Objectifs.– Décrire la pratique et évaluer les résultats des injections intradétrusoriennes de toxine botulique A (BoNTA) en complément d’une entérocystoplastie d’agrandissement (EA) chez des patients porteurs d’une hyperactivité détrusorienne neurogène (HDN) réfractaire, par une revue d’efficacité des cas issues de 8 centres européens de recours membres du « Groupe de Neuro-Urologie de Langue Française » (GENULF).

Méthodes.– Une étude rétrospective multicentrique est conduite par les membres du GENULF, au sein de 8 centres universitaires. Tous les patients (n = 24) présentant l’association d’une EA et d’une injection complémentaire de BoNTA dans le cadre d’une HDN seront inclus. Les données cliniques (épidémiologiques, chirurgicales, fonctionnelles) et urodynamiques (capacité cystomanométrique maximale, pression détrusorienne maximale à la 1° CNID et à la CCM, volume au 1° reflexe détrusorien et compliance) sont collectées selon un questionnaire standardisé sur dossier.

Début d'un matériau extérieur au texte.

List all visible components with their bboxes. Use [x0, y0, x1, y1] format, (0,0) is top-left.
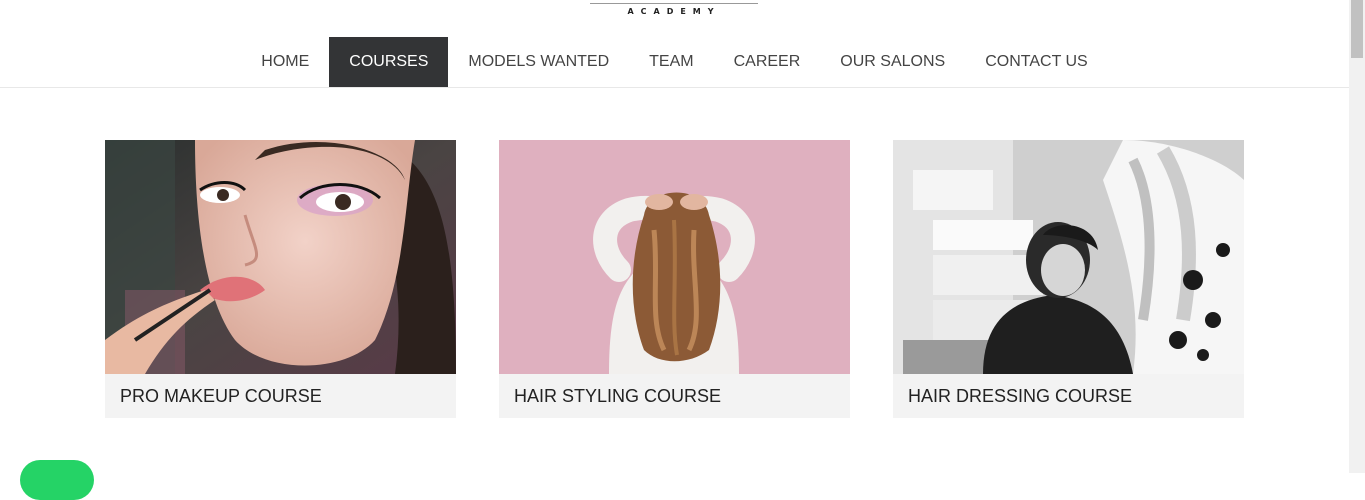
- nav-item-contact-us[interactable]: CONTACT US: [965, 37, 1108, 87]
- nav-item-models-wanted[interactable]: MODELS WANTED: [448, 37, 629, 87]
- nav-divider: [0, 87, 1349, 88]
- course-card-pro-makeup[interactable]: PRO MAKEUP COURSE: [105, 140, 456, 418]
- nav-item-team[interactable]: TEAM: [629, 37, 713, 87]
- hair-dressing-photo[interactable]: [893, 140, 1244, 374]
- logo-subtitle: ACADEMY: [627, 7, 721, 16]
- main-nav: HOME COURSES MODELS WANTED TEAM CAREER O…: [0, 37, 1349, 87]
- nav-item-career[interactable]: CAREER: [714, 37, 821, 87]
- course-card-hair-styling[interactable]: HAIR STYLING COURSE: [499, 140, 850, 418]
- course-title[interactable]: HAIR DRESSING COURSE: [893, 374, 1244, 418]
- course-title[interactable]: HAIR STYLING COURSE: [499, 374, 850, 418]
- nav-item-home[interactable]: HOME: [241, 37, 329, 87]
- course-card-hair-dressing[interactable]: HAIR DRESSING COURSE: [893, 140, 1244, 418]
- hair-styling-photo[interactable]: [499, 140, 850, 374]
- scrollbar[interactable]: [1349, 0, 1365, 473]
- logo-divider: [590, 3, 758, 4]
- makeup-photo[interactable]: [105, 140, 456, 374]
- nav-item-courses[interactable]: COURSES: [329, 37, 449, 87]
- logo[interactable]: ACADEMY: [590, 0, 758, 20]
- nav-item-our-salons[interactable]: OUR SALONS: [820, 37, 965, 87]
- scrollbar-thumb[interactable]: [1351, 0, 1363, 58]
- course-title[interactable]: PRO MAKEUP COURSE: [105, 374, 456, 418]
- chat-widget-button[interactable]: [20, 460, 94, 500]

Résultats.– Vingt-quatre patients atteints de diverses pathologies neurologiques ont été inclus : 12 malformations congénitales (spina bifida ou agénésie sacrée), 6 lésions médullaires traumatiques, 2 scléroses en plaques, une myélopathie ischémique et 3 vessies neurologiques de cause non identifiée. L’EA a été réalisée avec de l’iléon pour 13 cas et avec du colon pour 7 cas. Une cystectomie sus-trigonale était associée dans 13 cas. L’échec de l’EA était immédiat dans 9 cas et retardé dans 11 cas. En cas d’échec retardé, le délais moyen par rapport à l’EA était de 9,5 ans (1–26 ans). Les injections de BoNTA ont été efficaces dans 12 cas sur 24 (50 %). Parmi les 12 patients en échec du BoNTA, 4 présentaient une incontinence urinaire d’effort associée à l’HDN. L’efficacité des injections de BoNTA était identique en présence ou en absence de cystectomie sus-trigonale associée à l’EA. Aucun effet secondaire grave n’a été détecté.

Conclusion.– Les injections de BoNTA apportaient un bénéfice clinique significatif chez 50 % des patients. Cette option thérapeutique simple et peu morbide est à considérer en cas d’HDN chez un patient ayant bénéficié d’une EA avant de proposer une reprise chirurgicale.